What's been unusual about the interior demolition of Marston Hall, which began in earnest last month, is the volume of historical pieces discovered. Workers have recovered about a dozen pieces so far and Dixon expects to find more in the next two months as the building's interior structural support is reconfigured to create larger classroom spaces.
The pieces vary in size from several three-inch inkwells to a two-foot cider barrel. It appears they may vary in age from late 19th century to as "recent" as the 1930s. So far, the pieces have been retrieved from two locations: the building's attic, accessible only by a steel wall ladder on the fourth floor; or the dirt just beneath the building's six-inch concrete pad.
The former Engineering Hall was completed in 1903.
On display during February
Dixon said university archives will have dibs on any of the pieces it would like for its collection. Depending on the College of Engineering's plans, other pieces could be featured in an exhibit when the renovated building reopens. She said the College of Agriculture and Life Sciences is developing such an exhibit from the Curtiss renovation. In the near-term, the Marston pieces will be on display next month in a facilities planning and management public display case near 146 General Services Building.
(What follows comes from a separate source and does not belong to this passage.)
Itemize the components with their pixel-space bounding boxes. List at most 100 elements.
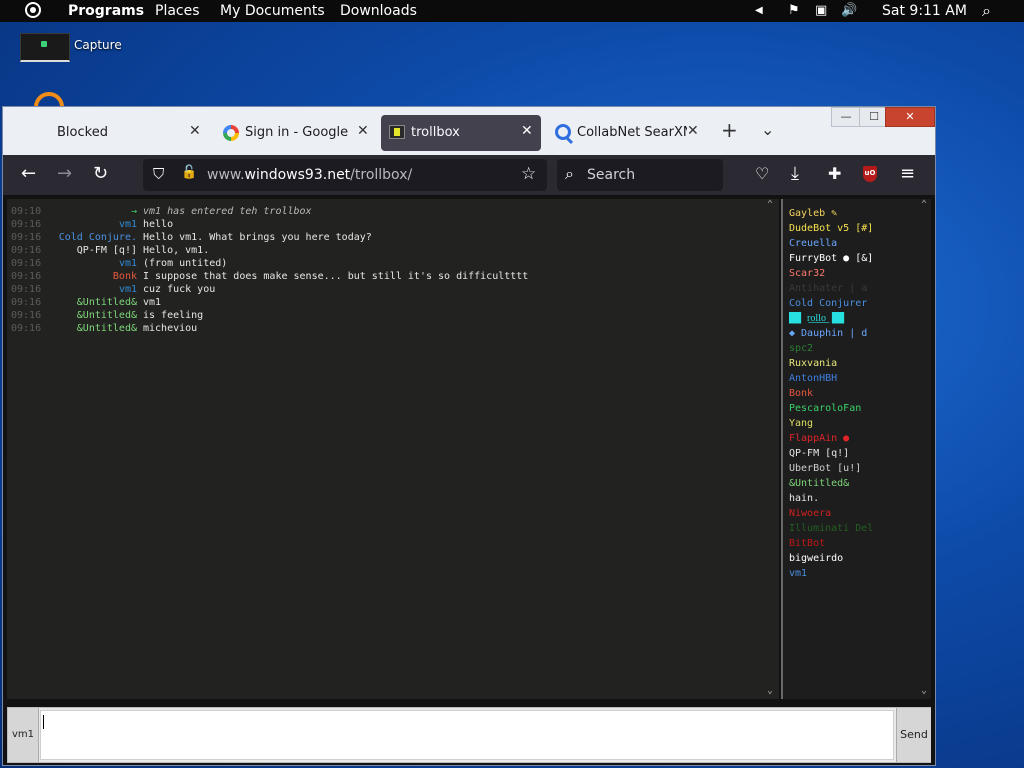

Marston Hall's $27 million renovation, which includes all 60,000 square feet of the building, creates classrooms, student services offices and visitor and student spaces on the first two floors, and moves the college's administrative units to the top two floors. The project is being paid for by university and college funds (about two-thirds) and private gifts (about one-third). Dixon said work remains on schedule for an anticipated May 2016 move-in.